During the winter months when the sun is low in the sky and, in some countries, the sky is constantly grey, a potentially serious condition – Seasonal Affective Disorder (SAD) – can emerge and result in mood changes and depression. Kryver (2013) states that SAD can be so serious that some people can be led to suicidal ideation. These depressive episodes are due to the reduction of cortisol, which wakes us up and is associated with brighter light levels. Although the evidence is not conclusive, there are trials using light therapy to treat SAD and during debates about visual damage or blindness in human beings, Kryver has reported positive results to light therapy when light has been aimed at the ear canal. (ibid)
Treatment for desynchronised CR
Half a gramme of melatonin at the same time each night is recommended lifelong administration once the CR pattern has become irregular. There is a warning that should treatment cease, the irregularity will recur (Lockley et al, 2007; Jones, 2015). In the UK, melatonin does not have a safety and efficacy certificate and therefore cannot be bought in pharmacies, but it can be prescribed.
Artificially bright light will reduce jet lag and help to control the body clock for shift workers; bright light therapy has been suggested as a remedy for SAD. Interpersonal social rhythm therapy (learning to manage sleep and wake times, meal times, interpersonal relationships and the timing of social contact) has also been recommended to aid desynchronised CR and agomelatine (an antidepressant), can be used as a target for melatonergic receptors (receptors for melatonin) (Boyce et al, 2010).
Relevance to psychotherapy
The relevance and importance of circadian rhythms to psychotherapists is in knowing about the effects of sleep deprivation, sleep disorders and unhealthy sleeping patterns. While many clients may need some extra help from their GPs, sometimes antidepressants can be disruptive to sleep, further exacerbating depressive states and moods. Knowledge about circadian rhythms and sleep disorders can pinpoint some questions for clients, questions which can then be relayed to their GPs. For example, if sleep disruption is one cause of depression, can the GP address this? And if their medications are disrupting their daily rhythms, will the GP be able to look at alternatives or different dosages? And, in the event of the discovery that the hormones melatonin and cortisol are out of balance, could the GP offer some kind of solution to this? Acknowledgement of ‘winter blues’ (SAD) may also help the patient feel more normal.

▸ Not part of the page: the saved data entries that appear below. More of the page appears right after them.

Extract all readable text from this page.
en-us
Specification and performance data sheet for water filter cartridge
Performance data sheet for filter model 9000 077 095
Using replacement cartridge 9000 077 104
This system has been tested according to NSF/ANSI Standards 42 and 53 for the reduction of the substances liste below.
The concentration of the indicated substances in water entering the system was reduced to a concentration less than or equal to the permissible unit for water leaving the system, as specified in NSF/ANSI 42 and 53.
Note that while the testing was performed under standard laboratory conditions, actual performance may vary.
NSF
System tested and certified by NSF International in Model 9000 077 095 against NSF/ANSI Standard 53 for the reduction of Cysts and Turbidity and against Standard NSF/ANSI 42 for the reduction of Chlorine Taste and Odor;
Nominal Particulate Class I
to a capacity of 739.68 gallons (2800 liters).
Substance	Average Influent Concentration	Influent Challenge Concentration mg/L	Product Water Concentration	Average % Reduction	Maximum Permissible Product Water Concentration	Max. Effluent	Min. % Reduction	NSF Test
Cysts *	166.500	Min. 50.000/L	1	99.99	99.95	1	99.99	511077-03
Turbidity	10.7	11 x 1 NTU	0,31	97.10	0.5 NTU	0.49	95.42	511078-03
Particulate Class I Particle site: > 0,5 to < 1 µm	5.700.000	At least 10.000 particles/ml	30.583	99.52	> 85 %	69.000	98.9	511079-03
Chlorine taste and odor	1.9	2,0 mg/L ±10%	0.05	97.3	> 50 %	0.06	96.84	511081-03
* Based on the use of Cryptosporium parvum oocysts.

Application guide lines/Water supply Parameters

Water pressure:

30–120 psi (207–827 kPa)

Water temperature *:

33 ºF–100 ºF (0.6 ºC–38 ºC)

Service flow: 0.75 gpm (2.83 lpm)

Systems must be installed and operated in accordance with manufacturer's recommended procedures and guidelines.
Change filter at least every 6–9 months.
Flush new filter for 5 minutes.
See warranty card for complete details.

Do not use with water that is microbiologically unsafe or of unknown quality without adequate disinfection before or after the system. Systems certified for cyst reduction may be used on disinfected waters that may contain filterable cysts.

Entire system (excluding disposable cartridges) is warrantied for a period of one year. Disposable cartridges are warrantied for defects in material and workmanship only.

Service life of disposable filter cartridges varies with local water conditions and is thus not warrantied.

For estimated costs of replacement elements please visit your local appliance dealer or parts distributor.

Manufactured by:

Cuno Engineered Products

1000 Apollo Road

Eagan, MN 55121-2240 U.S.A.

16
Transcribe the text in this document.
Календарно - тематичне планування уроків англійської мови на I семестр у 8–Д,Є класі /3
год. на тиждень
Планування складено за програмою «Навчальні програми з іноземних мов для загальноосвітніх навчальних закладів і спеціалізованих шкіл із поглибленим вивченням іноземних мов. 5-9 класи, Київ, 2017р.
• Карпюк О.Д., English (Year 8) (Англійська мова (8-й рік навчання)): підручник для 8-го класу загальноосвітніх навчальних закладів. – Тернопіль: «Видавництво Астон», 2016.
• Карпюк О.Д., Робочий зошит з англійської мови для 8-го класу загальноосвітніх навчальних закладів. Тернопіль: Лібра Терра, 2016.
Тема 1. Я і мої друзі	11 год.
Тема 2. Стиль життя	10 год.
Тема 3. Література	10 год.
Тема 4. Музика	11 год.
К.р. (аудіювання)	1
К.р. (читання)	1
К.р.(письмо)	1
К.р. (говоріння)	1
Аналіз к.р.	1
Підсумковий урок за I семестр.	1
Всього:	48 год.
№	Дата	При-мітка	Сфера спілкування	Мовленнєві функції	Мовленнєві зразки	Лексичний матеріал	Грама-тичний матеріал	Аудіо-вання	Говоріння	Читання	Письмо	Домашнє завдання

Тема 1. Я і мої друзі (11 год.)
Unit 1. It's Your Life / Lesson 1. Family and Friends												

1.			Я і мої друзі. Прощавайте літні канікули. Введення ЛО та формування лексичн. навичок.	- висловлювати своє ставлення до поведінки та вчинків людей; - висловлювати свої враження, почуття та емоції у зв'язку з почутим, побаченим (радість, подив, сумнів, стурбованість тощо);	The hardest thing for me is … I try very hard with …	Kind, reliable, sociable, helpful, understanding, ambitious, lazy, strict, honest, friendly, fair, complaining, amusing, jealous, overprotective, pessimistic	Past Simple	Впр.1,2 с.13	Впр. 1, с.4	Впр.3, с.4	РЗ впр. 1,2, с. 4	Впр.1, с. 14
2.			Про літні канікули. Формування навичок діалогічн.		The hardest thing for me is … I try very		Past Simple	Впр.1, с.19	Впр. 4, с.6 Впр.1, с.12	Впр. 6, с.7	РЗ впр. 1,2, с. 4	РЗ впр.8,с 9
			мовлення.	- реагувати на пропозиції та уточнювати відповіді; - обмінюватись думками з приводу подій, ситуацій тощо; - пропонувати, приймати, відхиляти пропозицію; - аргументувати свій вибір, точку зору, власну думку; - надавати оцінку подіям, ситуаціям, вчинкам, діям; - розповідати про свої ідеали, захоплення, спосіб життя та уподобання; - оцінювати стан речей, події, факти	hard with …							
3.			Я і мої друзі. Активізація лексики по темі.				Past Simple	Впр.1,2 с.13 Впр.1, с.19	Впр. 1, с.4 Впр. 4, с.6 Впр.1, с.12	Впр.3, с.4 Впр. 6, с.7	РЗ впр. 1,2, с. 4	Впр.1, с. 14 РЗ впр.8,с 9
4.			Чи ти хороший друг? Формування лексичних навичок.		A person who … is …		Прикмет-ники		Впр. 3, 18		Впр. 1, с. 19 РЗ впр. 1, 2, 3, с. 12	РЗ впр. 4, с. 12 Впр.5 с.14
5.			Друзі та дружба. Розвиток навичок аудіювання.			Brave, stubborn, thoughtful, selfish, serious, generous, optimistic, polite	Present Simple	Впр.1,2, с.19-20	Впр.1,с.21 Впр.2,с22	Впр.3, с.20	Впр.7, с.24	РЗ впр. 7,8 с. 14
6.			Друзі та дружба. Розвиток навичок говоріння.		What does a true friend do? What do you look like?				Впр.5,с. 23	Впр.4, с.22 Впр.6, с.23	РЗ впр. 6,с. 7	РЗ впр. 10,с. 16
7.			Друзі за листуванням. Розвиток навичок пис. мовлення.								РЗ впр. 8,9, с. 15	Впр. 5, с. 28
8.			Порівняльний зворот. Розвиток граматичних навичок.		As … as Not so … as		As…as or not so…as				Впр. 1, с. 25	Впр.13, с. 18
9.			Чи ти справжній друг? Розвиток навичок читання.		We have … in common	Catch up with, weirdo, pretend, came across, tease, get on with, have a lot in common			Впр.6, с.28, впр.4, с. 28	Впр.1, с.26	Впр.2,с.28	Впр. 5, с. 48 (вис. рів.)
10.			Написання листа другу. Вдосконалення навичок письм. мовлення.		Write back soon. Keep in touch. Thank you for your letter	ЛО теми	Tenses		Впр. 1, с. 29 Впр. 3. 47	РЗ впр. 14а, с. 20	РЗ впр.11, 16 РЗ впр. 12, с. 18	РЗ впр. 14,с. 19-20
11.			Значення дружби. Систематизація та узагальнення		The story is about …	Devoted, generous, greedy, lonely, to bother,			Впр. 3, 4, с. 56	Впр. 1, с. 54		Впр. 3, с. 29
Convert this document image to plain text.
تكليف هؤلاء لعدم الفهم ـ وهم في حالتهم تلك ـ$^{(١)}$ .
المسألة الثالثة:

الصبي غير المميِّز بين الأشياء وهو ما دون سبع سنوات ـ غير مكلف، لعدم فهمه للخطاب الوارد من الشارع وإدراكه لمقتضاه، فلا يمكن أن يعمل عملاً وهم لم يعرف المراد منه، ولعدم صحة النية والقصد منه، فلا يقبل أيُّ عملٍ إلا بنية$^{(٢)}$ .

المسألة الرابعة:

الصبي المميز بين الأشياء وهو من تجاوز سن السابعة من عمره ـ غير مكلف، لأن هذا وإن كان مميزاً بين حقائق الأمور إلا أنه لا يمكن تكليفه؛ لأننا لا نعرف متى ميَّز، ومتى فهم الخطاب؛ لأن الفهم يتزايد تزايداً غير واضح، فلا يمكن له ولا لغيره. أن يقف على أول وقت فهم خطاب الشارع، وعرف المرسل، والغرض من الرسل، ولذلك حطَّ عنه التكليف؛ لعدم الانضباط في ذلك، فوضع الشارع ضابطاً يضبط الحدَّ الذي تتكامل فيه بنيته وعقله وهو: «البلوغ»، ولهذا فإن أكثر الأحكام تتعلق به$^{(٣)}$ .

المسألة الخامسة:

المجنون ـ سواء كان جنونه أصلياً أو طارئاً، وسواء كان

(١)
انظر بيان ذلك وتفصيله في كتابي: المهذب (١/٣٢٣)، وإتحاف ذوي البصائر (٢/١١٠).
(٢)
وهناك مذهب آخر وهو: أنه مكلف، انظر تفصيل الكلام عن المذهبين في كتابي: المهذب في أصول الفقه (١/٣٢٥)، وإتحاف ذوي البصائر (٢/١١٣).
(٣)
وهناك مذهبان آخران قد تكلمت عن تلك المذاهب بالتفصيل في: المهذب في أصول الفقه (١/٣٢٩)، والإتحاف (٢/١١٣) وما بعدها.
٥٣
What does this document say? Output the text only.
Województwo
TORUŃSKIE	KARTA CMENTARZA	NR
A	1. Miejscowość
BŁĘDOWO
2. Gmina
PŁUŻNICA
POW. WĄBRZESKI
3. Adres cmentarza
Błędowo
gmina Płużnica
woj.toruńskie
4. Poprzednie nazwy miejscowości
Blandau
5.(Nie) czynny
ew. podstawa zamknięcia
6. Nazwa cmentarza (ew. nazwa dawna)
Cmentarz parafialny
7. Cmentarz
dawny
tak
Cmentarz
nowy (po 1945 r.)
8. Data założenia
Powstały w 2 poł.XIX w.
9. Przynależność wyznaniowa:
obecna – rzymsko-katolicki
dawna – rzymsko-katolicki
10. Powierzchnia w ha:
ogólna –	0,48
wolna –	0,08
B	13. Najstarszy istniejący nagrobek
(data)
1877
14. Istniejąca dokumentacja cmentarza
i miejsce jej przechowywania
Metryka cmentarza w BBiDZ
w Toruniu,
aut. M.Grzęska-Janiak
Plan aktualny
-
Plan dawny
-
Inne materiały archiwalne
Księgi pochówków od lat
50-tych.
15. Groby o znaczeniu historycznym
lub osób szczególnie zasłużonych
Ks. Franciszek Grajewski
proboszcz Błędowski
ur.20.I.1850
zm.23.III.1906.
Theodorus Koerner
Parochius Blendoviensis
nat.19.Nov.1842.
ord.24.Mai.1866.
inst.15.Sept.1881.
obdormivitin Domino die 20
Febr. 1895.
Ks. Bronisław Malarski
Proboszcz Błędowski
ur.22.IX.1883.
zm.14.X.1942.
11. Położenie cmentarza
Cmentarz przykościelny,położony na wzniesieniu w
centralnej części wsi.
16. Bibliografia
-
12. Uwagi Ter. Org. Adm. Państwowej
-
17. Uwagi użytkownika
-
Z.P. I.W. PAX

But there are also cultural issues that are questionable, especially in the UK where the binge culture seems to have taken hold. Staying up drinking all night is not only a threat to physical health, it also disrupts CR; one night awake results in sleeping all day to recover, not only from the night without sleep but also from the hangover. Could this cultural phenomenon bring about a generation of serotonin-deprived beings later in life? Will a whole generation need compensation through antidepressants? And what of the Internet revolution? Will that result in a generation of people who cannot sleep, whose CR is regularly disrupted and desynchronised? Will the consequences of this mean that generations of working people will become dependent upon artificial aids to function? Only time will tell.